A associação de São Tomé e Príncipe também é de grande importância para os estudantes e para a promoção de encontros da comunidade, na opinião de Inocência Mata. Mas a professora lamenta que os encontros muitas vezes não tenham uma participação massiva. “Os membros da associação vão, mas os familiares não aparecem. Não aparece a comunidade inteira.” Contudo, adora a convivência com os conterrâneos e gosta de ter esses momentos onde se pode falar crioulo.

A vida associativa também tem assumido outros papéis mais recentemente Exemplo disso é a Câmara do Comércio de Angola em Macau, que foi criada por um grupo de angolanos residentes na região –Carlos Figueiredo, ao lado do advogado Carlos Lobo, do professor Pedro Paulo e do funcionário público Rui Brás. A associação, sem fins lucrativos, pretende expandir as relações comerciais entre os países e desenvolver actividades vocacionadas para a promoção e divulgação de quaisquer vertentes relacionadas com a identidade cultural de Angola.

O professor acredita ser um projecto de grande impacto, pois a economia e a cultura caminham de mãos dadas. “Os governos têm bastante interesse no reforço dos laços económicos, e a cultura vai sempre de braços dados com a economia.
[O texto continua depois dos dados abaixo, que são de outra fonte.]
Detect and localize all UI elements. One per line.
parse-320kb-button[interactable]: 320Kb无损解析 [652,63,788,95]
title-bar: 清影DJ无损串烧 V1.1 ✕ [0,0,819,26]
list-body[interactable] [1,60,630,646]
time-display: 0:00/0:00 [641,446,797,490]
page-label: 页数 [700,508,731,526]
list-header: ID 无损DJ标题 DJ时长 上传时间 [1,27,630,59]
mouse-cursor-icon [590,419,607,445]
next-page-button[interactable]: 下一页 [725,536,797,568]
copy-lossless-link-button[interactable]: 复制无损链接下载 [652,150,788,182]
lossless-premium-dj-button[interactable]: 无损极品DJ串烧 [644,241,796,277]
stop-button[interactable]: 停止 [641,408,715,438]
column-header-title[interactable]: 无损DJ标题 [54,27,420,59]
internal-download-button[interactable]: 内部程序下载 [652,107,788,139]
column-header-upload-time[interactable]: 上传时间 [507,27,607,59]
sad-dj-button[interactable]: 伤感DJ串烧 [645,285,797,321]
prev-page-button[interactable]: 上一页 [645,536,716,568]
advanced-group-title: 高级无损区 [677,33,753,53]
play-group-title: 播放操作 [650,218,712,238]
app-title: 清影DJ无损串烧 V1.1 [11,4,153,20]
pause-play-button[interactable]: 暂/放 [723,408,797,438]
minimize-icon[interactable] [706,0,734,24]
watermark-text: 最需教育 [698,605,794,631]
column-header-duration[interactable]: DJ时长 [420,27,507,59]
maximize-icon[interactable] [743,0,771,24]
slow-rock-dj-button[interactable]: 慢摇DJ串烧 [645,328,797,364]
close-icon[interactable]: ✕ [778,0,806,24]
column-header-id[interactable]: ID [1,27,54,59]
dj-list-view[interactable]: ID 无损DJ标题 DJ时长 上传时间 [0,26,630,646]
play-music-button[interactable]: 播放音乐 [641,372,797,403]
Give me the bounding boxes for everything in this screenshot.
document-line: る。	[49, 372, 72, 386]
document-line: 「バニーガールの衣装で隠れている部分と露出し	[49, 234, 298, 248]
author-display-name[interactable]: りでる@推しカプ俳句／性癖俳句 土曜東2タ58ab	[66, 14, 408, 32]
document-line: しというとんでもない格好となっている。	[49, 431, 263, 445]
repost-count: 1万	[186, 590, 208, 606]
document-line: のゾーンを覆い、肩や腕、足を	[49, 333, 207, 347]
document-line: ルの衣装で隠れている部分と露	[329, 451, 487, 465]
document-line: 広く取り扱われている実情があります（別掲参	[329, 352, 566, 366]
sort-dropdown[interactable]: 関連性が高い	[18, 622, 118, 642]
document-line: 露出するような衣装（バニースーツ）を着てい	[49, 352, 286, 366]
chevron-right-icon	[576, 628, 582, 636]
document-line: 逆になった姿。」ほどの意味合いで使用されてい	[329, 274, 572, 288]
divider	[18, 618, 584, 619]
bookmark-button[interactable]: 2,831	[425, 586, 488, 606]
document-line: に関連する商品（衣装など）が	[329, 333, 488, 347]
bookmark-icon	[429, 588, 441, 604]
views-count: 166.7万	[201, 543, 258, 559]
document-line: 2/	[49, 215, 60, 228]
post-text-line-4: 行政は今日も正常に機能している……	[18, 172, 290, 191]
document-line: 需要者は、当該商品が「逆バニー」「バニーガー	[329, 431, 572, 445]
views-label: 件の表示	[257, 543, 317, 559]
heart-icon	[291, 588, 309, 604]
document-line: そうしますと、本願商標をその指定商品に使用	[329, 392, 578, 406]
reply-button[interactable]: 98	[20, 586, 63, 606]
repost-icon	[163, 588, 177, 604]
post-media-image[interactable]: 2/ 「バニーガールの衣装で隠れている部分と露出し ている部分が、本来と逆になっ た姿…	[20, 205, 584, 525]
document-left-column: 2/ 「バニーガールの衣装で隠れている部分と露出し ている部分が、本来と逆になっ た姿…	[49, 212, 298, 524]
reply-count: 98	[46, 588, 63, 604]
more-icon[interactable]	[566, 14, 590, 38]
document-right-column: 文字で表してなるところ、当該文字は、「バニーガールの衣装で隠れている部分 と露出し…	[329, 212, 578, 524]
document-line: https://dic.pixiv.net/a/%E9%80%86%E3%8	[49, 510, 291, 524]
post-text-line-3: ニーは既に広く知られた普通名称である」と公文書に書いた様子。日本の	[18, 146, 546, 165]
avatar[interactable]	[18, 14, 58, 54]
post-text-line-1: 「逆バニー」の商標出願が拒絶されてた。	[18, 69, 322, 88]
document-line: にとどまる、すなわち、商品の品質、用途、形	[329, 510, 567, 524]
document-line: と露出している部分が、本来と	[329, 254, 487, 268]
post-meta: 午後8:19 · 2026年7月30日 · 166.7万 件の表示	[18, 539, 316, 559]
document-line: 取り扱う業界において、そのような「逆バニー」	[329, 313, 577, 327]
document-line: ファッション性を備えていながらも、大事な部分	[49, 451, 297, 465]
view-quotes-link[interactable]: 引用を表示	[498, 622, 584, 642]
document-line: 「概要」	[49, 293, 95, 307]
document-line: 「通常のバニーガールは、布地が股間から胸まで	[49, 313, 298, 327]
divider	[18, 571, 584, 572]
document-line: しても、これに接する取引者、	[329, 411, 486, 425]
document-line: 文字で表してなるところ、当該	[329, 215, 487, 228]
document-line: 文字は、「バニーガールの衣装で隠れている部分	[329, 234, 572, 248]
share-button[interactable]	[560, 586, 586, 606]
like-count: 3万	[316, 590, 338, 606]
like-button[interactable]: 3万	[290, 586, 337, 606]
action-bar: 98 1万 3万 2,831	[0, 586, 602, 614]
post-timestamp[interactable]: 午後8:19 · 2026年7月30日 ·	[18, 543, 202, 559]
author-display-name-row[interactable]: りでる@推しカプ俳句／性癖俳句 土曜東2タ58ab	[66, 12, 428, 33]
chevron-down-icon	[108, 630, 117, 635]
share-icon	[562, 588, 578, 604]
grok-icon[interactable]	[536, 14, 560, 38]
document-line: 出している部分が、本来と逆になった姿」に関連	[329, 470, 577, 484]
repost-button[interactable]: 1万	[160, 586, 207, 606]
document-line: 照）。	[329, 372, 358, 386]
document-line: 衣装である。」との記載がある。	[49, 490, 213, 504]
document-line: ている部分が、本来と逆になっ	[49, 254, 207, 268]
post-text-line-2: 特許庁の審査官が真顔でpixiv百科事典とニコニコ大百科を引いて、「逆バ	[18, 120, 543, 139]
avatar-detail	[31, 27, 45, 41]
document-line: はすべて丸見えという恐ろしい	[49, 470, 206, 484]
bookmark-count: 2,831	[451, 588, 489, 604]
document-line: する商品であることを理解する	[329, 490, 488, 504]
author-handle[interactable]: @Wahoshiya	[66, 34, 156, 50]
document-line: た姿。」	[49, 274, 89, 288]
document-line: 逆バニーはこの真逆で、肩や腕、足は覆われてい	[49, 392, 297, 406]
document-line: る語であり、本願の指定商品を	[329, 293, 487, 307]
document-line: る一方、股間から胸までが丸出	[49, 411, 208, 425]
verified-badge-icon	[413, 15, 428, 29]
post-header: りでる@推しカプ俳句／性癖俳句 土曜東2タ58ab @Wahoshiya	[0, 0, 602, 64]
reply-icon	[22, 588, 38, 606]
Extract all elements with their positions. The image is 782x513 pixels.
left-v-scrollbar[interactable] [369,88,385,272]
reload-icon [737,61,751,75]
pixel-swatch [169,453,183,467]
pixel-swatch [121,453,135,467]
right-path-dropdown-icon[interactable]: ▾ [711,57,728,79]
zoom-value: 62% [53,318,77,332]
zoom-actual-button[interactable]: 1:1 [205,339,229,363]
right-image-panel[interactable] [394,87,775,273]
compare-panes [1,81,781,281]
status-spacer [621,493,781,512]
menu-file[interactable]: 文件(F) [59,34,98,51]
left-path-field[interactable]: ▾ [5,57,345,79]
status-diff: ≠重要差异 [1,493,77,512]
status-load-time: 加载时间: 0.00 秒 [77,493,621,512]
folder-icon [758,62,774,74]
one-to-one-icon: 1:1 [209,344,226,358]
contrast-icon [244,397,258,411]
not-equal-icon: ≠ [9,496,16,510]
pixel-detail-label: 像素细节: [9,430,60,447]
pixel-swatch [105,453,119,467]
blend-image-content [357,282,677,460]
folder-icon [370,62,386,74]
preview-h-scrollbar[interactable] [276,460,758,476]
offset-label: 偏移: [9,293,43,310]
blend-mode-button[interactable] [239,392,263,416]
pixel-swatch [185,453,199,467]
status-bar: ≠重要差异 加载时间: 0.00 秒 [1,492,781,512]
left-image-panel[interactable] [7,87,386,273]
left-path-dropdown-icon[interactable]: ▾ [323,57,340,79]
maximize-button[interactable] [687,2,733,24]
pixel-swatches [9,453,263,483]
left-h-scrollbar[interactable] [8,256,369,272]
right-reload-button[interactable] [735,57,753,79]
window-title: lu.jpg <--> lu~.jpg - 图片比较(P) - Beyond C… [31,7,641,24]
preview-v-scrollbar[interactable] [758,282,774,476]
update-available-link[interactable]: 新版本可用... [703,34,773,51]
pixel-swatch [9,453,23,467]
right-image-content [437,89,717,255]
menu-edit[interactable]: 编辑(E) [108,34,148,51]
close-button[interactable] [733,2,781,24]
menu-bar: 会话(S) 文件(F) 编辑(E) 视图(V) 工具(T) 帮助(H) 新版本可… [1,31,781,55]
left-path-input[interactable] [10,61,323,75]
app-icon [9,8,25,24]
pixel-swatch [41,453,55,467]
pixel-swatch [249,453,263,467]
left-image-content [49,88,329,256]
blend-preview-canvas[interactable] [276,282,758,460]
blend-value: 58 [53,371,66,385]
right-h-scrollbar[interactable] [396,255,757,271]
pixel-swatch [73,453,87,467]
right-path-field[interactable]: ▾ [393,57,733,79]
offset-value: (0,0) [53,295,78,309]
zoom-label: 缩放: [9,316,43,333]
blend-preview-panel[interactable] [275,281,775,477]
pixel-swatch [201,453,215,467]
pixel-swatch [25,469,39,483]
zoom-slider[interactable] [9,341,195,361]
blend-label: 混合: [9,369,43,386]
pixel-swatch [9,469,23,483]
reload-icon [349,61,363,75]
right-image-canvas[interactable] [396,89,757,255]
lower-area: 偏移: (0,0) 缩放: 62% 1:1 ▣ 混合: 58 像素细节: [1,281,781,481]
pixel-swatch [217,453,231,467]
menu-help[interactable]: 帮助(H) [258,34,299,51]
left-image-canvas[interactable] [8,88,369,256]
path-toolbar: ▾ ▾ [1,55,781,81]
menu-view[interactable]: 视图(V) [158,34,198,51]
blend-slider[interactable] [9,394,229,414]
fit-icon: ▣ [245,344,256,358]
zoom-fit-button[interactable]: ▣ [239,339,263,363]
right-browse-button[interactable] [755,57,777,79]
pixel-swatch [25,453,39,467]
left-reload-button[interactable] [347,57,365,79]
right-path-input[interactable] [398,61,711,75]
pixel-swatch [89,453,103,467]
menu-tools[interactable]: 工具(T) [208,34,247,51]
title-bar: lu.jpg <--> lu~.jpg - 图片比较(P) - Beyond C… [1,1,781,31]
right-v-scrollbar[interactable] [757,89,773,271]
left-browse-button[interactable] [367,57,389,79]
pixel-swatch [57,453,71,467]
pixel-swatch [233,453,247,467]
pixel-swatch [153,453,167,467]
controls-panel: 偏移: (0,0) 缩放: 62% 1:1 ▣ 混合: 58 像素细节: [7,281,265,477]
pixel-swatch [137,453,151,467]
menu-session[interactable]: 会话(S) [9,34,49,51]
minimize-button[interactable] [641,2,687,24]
O governo de Angola tem todo interesse em divulgar também a cultura angolana aqui em Macau.”

Além de ser a principal promotora da cultura portuguesa na RAEM, a Casa de Portugal em Macau também faz trabalhos voltados para a comunidade em geral, como cursos nas mais variadas áreas, desde o desporto, à arte, saúde, bem-estar e educação. A associação tem ainda criado iniciativas para as crianças de origem portuguesa que nasceram em Macau de forma a criarem uma ligação mais forte com o país da família. Para incentivar o interesse pela língua portuguesa, por exemplo, a Casa de Portugal oferece discos de poemas infantis de autores portugueses musicados pela banda da Casa de Portugal, poemas traduzidos para chinês, jogos tradicionais, espectáculos de marionetas portuguesas, além de visitas regulares às escolas locais para transmitir músicas portuguesas.

Elias Colaço, secretário da mesa da assembleia geral da Associação de Goa, Damão e Diu, expõe que a principal dificuldade da colectividade é não ter uma sede própria, o que facilitaria o desenvolvimento de projectos, promoção de eventos e a adesão de patrocinadores.